Si aucun compte officiel n’est établi, plusieurs dizaines de logements semblent avoir été visés par des émeutiers depuis le 13 mai. Hébergées par leurs proches, des victimes témoignent de leurs traumatismes et de la difficulté d’envisager l’avenir.
Avant les émeutes, Marco* ne s’était « jamais senti menacé ». Habitant de Kaméré depuis 10 ans, « bien intégré » dans le quartier, il n’avait pas imaginé être contraint de le fuir. « Une bande est arrivée vers 19 heures, elle a investi une grande maison en bois et a foutu le feu. À partir de là, ça a été la panique. Ça a vrillé. »
Marco a fait partie des 35 habitants évacués par le GIGN puis exfiltrés par bateau par des particuliers, dans la nuit du 24 au 25 mai.
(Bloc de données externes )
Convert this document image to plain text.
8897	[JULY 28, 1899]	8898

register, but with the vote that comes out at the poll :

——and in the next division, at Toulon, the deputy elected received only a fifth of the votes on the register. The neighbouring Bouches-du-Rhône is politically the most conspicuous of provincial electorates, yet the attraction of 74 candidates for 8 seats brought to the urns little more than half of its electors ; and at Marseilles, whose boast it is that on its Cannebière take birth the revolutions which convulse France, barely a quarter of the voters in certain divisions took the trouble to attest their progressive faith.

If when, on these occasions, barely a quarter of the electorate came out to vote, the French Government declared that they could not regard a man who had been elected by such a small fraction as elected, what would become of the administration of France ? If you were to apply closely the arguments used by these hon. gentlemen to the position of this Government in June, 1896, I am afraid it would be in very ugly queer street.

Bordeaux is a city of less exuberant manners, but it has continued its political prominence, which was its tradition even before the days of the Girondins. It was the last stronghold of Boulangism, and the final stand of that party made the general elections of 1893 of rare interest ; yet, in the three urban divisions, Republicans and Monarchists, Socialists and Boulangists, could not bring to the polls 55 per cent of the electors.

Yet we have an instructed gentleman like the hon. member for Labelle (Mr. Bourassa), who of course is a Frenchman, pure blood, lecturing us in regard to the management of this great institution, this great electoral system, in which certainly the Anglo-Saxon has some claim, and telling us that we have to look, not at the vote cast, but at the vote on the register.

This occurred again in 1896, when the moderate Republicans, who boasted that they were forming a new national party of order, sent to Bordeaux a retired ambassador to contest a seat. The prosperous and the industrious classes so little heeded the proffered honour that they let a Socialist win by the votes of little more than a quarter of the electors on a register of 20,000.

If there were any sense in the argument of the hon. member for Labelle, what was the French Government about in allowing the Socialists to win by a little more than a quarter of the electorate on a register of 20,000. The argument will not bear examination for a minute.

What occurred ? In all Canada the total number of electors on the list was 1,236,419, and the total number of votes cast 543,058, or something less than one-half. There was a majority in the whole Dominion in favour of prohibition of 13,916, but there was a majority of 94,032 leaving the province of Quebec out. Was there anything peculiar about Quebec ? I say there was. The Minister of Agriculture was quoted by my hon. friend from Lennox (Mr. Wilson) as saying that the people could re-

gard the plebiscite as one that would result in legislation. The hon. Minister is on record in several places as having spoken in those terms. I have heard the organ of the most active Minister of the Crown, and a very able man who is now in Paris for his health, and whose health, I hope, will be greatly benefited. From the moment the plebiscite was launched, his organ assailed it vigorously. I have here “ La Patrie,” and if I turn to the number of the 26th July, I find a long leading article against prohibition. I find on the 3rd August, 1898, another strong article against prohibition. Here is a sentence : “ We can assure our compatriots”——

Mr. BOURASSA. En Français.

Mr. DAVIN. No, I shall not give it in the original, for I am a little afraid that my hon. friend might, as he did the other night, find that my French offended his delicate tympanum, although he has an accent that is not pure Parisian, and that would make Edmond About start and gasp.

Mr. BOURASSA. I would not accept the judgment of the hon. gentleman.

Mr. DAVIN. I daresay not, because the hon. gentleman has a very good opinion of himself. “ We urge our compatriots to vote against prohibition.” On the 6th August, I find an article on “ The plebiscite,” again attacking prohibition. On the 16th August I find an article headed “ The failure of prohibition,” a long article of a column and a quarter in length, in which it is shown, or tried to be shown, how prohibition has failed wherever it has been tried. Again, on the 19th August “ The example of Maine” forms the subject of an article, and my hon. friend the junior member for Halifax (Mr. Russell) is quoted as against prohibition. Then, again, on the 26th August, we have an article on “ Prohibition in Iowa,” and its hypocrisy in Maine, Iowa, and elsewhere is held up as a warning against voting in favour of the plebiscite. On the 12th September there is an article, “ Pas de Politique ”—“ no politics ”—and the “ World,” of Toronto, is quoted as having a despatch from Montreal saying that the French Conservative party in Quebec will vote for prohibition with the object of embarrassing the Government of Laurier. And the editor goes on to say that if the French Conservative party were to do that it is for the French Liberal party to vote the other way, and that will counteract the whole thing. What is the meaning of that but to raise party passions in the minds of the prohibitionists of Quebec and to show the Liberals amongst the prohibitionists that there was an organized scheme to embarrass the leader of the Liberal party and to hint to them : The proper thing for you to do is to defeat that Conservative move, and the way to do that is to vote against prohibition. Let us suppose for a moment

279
Il est retourné sur place dès le lendemain pour constater que son logement, pillé, vandalisé, était devenu inhabitable. Depuis, il est hébergé par des proches, une solution très temporaire. « Il faut qu’on se stabilise, donc on cherche désespérément un loge- ment. On n’a pas de nouvelles des assurances. Du côté de la mairie et de la province, il y a une écoute, mais ça s’arrête là. »
Malgré le soutien « massif » des voisins, il n’imagine pas retourner à Kaméré dans l’immédiat. « On aime beaucoup ce quartier, on ne fait pas un rejet. On est juste choqués. On a besoin d’attendre que le pays digère ce qui lui est arrivé. On se sent moins à l’aise, même si on sait que c’est une minorité de tarés qui ont profité de la situation. » À Kaméré, plusieurs maisons ont été incendiées, dont celle d’un couple et son enfant de deux mois qui, dans un « désarroi total », a pris la décision de quitter la Nouvelle-Calédonie.
« JE NE PARTIRAI PAS »
Dans son quartier de la commune de Dumbéa, Audrey* a vu plusieurs maisons incendiées, d’autres saccagées, dont la sienne. « Elle aurait déjà brûlé si le voisinage n’était pas là pour la protéger. » Lorsque la violence a fait irruption dans sa rue, elle a pris la fuite. « J’ai cru que c’était mon dernier jour. Se faire insulter, caillasser par des gamins de 10 ans, voir la haine dans leurs yeux… C’était horrible. » Elle a trouvé refuge chez des proches, son seul soutien matériel et psychologique. « Heureusement que ma famille et mes amis sont là et ont su trouver les mots pour me calmer. »
Audrey, la trentaine, réfléchit à sa reconstruction personnelle. Elle n’imagine pas retourner vivre dans sa maison, mais n’entend pas quitter la Nouvelle- Calédonie. « Je ne partirai pas. Je suis née ici, toute ma famille est ici. On est moitié bagnard, moitié colon, on est aussi des victimes de l’histoire et on n’a rien demandé. » Écœurée par la « politique de la peur », elle invite ses concitoyens à ne pas tomber dans le racisme. « Je ne cautionne pas le fait de faire un clivage entre Kanak et Blancs. Il ne faut pas mettre tout le monde dans le même sac. »
« ON EST PRISONNIERS DE LA CCAT »
Dans la deuxième Vallée-du-Tir, une habitante estime que huit maisons ont été brûlées, principalement dans les rues Paul-Bert et des frères Devaux, dont celle qui avait été léguée au Secours catholique. Un voisin dit son incompréhension. « Dans le quartier, ce ne sont que des gens simples, des ouvriers qui n’ont pas grand- chose, et beaucoup de vieux aussi. On ne comprend pas pourquoi ils s’en prennent à nous. »
Une autre victime, Sylvie*, est traumatisée par les menaces, les insultes, les caillassages. « Je suis calédonienne, j’habite ici depuis 30 ans, et je subis ça de la part de gens à qui je dis bonjour d’habitude. J’ai eu beau appeler la police, ils ne sont jamais venus. Ils m’ont dit que nous n’étions pas prioritaires, et ils nous ont dit de faire attention à nous. »
Les forces de l’ordre sont intervenues à de nombreuses reprises pour dégager les barrages, mais certains continuent de renaître sous une forme amoindrie. Sylvie n’est pas rassurée par les patrouilles, qu’elle juge trop rares. « On est prisonniers des gens de la CCAT », assure-t-elle.
Gilles Caprais
*Les prénoms ont été modifiés.
Pas d’évaluation officielle
Ni le haut-commissariat, ni la sécurité civile ne sont en mesure de donner une évaluation du nombre de logements incendiés, pillés et/ou vandalisés. Les témoignages recueillis auprès d’habitants de la Vallée-du-Tir, de Kaméré, de Portes-de-Fer, de Rivière-Salée, et de Dumbéa semblent indiquer que plusieurs dizaines de logements ont été ciblés depuis le 13 mai.